Written by Marco Puebla | May 26, 2026 4:04:28 PM

What Past El Niños Actually Cost

An important update since this series launched: El Niño is no longer a probability to monitor. It is a developing event. IRI's May 2026 forecast puts the El Niño probability at 98% for this summer, with a 97-98% chance persisting through early 2027. The spring predictability barrier is behind us. The models are aligned. The question is no longer whether El Niño arrives. It is how strong it gets. NOAA's May update puts a 37% probability on a super El Niño peak this winter, up from 25% last month. The ECMWF is calling it near certainty. Subsurface heat content in the equatorial Pacific is currently running more than double what it was at the same point during the 2023-24 event. 

Before the geography, the baseline numbers. El Niño is not a weather event. It is a multi-year economic forcing mechanism.

El Nino Event

Direct US Economic Loss

Global GDP Drag (3-Year Lag)

Source

1997-98 (Strong)

~$4 billion

$2.1 Trillion

Nature Communications, Sept 2023

2015-16 (Strong)

Included in the global figure

$3.9 Trillion

Nature Communications, Sept 2023

2023-24 (Moderate-Strong)

Part of the $108B global

Record 142 nat. cat. events

Swiss Re Institute Sigma 1/2024

If the current subsurface heat trajectory holds and this event approaches the 1997-98 magnitude, the economic forcing numbers in the table above are the relevant order of magnitude for what follows. 

A 2023 study in Nature Communications found that losses compound through cross-sector and cross-border spillovers for three or more years after the event year. The contemporaneous loss from the 2015-16 event was $739 billion in the occurrence year alone. The three-year cumulative total reached $3.9 trillion. 

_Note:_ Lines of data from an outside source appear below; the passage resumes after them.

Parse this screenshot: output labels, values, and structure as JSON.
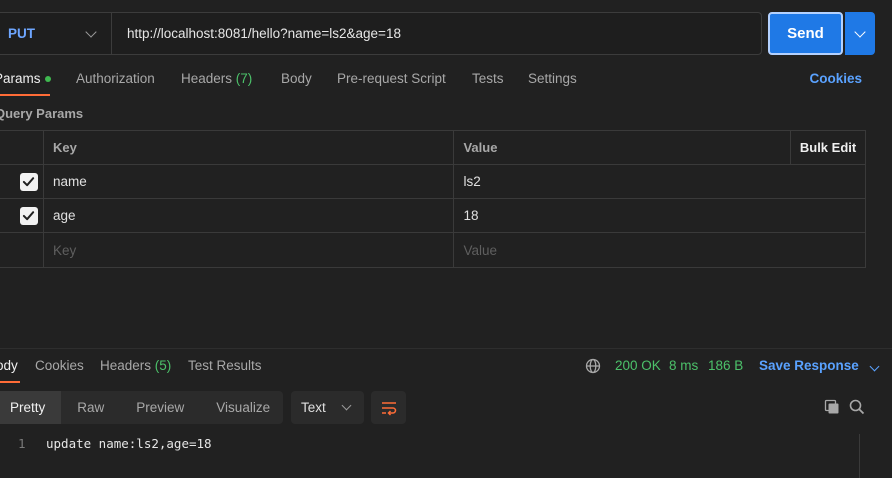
{
  "request": {
    "method": "PUT",
    "url": "http://localhost:8081/hello?name=ls2&age=18",
    "send_label": "Send"
  },
  "request_tabs": {
    "params": "Params",
    "authorization": "Authorization",
    "headers": "Headers",
    "headers_count": "(7)",
    "body": "Body",
    "prerequest": "Pre-request Script",
    "tests": "Tests",
    "settings": "Settings",
    "cookies": "Cookies"
  },
  "query_params": {
    "title": "Query Params",
    "col_key": "Key",
    "col_value": "Value",
    "bulk_edit": "Bulk Edit",
    "rows": [
      {
        "key": "name",
        "value": "ls2",
        "checked": true
      },
      {
        "key": "age",
        "value": "18",
        "checked": true
      }
    ],
    "key_placeholder": "Key",
    "value_placeholder": "Value"
  },
  "response_tabs": {
    "body": "Body",
    "cookies": "Cookies",
    "headers": "Headers",
    "headers_count": "(5)",
    "test_results": "Test Results"
  },
  "response_status": {
    "status": "200 OK",
    "time": "8 ms",
    "size": "186 B",
    "save_response": "Save Response"
  },
  "format": {
    "pretty": "Pretty",
    "raw": "Raw",
    "preview": "Preview",
    "visualize": "Visualize",
    "type": "Text"
  },
  "response_body": {
    "line_number": "1",
    "content": "update name:ls2,age=18"
  },
  "colors": {
    "accent": "#ff6c37",
    "send_blue": "#1f79e6",
    "status_green": "#4cc16a"
  }
}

At the insured-loss level, the Swiss Re Institute reported a record 142 natural catastrophes, resulting in $108 billion in global insured losses in 2023, a year marked by the mid-year La Niña-to-El Niño transition. Global natural catastrophe insured losses reached $137 billion in 2024, on a long-term trend of 5-7% annual increase in real terms. 

NOAA AOML | U.S. Economic Loss Baseline, 1980-2024

Droughts: ~$368 billion in U.S. economic losses. Inland flooding: ~$293 billion in damages. ENSO is a primary driver of both. Future NOAA SPEAR model research shows extreme droughts becoming more common in the Southwest and extreme floods more common in the Southeast and Northeast as ENSO amplitude increases.

The Regional Risk Map

The peril map does not shift uniformly. Here is the territory-by-territory breakdown for a 2026 El Niño event.

California and the Southwest | Flood, Mudslide, Post-Wildfire Debris Flow

During El Niño, the North Pacific jet stream shifts south, driving above-normal precipitation across California and the Southwest. The 2023-24 cycle demonstrated this pattern clearly: above-average rainfall overwhelmed urban drainage systems, and Sierra foothills and coastal regions faced flash floods and significant mudslides.

The exposure that most carriers underestimate is the wildfire-to-mudslide chain. Burn scars from previous fire seasons dramatically increase the risk of debris flows when heavy precipitation arrives. Properties that survive a wildfire one year sit in high-risk debris flow corridors the next winter under El Niño conditions. This is one of the most underpriced secondary peril sequences in U.S. property insurance.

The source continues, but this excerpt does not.